Yıldız Üniversitesi Kimya mühendisliği ve biyokimya uzmanlığı bölümünü bitirdi. Sevim Ak 1985 yılından beri çocuk edebiyatıyla ilgilenmektedir. 1987 yılında, Redhouse Yayınları tarafından basılan ilk kitabı Uçurtmam Bulut Şimdi ile Akademi Kitabevi Öykü Ödülü’nü kazandı. Öyküleri Kırmızı Fare, Doğan Kardeş, Bando, Milliyet Kardeş, Başak Çocuk, Vakıf Çocuk, Kırmızı Bilye gibi çocuk dergilerinde yayımlandı. TRT’nin Portakal ve Zıpzıldır adlı çocuk programları için öyküler ve senaryolar yazdı. 1999’da, Arnavutluk’ta yayımlanan Balkan Yazarları Seçkisi’nde (Tregime) Benim Adım Titi adlı öyküsü Arnavutça olarak yer aldı. Düşlere Sobe adlı çocuk oyunu İstanbul Şehir Tiyatrosu’nda sahnelendi. 17 Ağustos 1999 depreminin ardından Tel Aviv Belediyesi Ruh Sağlığı Merkezi ve Marmara Üniversitesi Vakfı işbirliğiyle yürütülen Marmara Depremi Psikososyal Rehabilitasyon Projesi, yazarın çocuk korkularıyla ilgili 13 öyküsünden yola çıkılarak başlatıldı. Doğu ve Güneydoğu’daki çocuklarla gerçekleştirdiği yaratıcı okuma ve öykü yazma çalışmalarının sonuçları Fransa’da Lignes D’ecritures’in çeşitli sayılarında yayımlandı. Kırık Şemsiye adlı resimli öykü kitabı Çocuk ve Gençlik Yayınları Derneği’nce 2006 yılının en iyi resimli kitabı seçildi.

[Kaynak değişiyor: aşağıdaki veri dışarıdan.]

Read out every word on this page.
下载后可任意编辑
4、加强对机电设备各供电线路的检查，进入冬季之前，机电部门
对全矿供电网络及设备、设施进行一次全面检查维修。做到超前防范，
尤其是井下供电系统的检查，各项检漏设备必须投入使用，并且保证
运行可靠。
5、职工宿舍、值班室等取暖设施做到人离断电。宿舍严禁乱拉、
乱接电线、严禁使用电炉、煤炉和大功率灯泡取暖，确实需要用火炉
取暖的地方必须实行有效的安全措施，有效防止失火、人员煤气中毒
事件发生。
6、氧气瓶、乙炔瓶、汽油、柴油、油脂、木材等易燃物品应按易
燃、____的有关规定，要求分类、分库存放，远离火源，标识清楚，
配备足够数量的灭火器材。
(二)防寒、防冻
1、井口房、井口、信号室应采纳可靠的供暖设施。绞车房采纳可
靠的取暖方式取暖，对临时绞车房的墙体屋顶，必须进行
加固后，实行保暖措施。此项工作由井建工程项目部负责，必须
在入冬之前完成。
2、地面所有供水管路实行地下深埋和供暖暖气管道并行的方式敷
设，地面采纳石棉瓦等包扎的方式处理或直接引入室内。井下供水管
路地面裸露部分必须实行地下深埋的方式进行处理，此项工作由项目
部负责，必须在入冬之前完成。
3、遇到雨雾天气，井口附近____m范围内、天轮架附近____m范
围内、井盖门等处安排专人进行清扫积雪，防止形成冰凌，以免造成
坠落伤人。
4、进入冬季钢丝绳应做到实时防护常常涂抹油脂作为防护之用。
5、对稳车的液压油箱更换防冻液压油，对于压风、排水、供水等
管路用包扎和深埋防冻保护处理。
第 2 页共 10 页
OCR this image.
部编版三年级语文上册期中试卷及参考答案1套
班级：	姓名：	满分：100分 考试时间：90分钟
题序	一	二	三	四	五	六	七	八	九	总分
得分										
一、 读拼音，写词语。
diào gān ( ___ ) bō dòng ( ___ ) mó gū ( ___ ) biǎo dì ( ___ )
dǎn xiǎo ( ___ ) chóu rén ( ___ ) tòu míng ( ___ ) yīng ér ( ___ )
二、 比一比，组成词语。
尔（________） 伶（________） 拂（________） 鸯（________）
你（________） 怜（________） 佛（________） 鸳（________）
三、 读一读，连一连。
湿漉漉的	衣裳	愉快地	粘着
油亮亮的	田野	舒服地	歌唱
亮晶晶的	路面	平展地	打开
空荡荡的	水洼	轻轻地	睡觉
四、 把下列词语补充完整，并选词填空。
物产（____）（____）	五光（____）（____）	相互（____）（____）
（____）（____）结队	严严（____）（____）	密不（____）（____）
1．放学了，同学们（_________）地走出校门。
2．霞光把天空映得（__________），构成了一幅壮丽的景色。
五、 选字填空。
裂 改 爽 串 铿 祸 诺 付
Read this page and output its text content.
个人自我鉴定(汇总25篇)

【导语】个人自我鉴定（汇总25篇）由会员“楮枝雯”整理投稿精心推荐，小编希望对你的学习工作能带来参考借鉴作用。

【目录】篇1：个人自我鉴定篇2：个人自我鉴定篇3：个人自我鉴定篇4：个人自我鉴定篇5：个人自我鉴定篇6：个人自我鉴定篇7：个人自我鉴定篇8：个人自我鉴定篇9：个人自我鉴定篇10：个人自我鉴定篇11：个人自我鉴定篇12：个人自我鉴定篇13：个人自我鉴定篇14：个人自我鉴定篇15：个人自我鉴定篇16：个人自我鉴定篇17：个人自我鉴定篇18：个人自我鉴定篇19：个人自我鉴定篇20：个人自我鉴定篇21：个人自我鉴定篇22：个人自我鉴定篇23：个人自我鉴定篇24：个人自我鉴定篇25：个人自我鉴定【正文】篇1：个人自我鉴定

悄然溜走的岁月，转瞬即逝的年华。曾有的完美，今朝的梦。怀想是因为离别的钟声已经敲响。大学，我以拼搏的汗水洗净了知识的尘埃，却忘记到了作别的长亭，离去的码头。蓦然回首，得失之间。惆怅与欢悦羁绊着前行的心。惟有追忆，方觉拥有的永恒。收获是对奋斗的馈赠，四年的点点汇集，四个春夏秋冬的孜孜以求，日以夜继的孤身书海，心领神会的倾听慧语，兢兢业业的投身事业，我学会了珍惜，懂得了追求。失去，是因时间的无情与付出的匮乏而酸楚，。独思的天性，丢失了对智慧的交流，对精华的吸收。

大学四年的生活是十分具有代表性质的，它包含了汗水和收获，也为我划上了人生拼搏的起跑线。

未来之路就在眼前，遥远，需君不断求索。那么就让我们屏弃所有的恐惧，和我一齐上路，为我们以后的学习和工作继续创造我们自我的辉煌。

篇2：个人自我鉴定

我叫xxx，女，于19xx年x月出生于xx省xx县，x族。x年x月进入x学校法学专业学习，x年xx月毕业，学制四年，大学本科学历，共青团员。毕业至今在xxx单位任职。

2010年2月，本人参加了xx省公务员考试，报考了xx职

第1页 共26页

Dünya çocuk edebiyatının Nobel’i sayılan Andersen Ödülü’nün de 2012 yılı adaylarından biri olan Sevim Ak’ın “Horoz Adam ve Korsan” adlı kitabı, IBBY’ın(International Board on Books for Young People) iki yılda bir hazırladığı Outstanding Books for Disabled Young People (Engelli Gençler için Göze Çarpan Kitaplar) kataloğuna seçildi.


Sevim Ak’ın öykülerinde hüzün ve sevinçlerle, sürpriz zıtlıklarla çocuğun dikkati daima canlı tutulur. Dolayısıyla Ak’ın karakteristik özelliği; çocuk için yaşam ve ölüm gibi zıtlıkları  şaşırtıcı bir doğallıkla dönüştürüp gerçekliği, hayalleri, hayatın ilk heyecanlarını, düş kırıklıklarını ve daha pek çok şeyi harmanlaması ve yetişkinlerin algılarından başka, sihirli bir dünya yaratabilmesidir. İlgi çekici bir başka yanı ise  ucu açık bırakılan öykülerin çocuk okuyucuları yeniden yaratmaya ve birlikte hayal kurmaya davet etmesidir. Yazar, son romanlarında hafif ve esprili üslubuyla ölüm nedeniyle dağılan aileler, boşanmanın çocuklardaki etkisi, yetimhane yaşamı, takıntılı ruh halleri, engellilik, doğadan uzaklaşan ve teknolojileşen çocukluk, kaybolma gibi konuları yazmıştır. 

Şimdi gelelim kitabımıza;
"Yaşam bir aynadır, sen ona gülümsersen o da sana gülümser" diyor kitabın başında sevgili yazar Sevim Ak.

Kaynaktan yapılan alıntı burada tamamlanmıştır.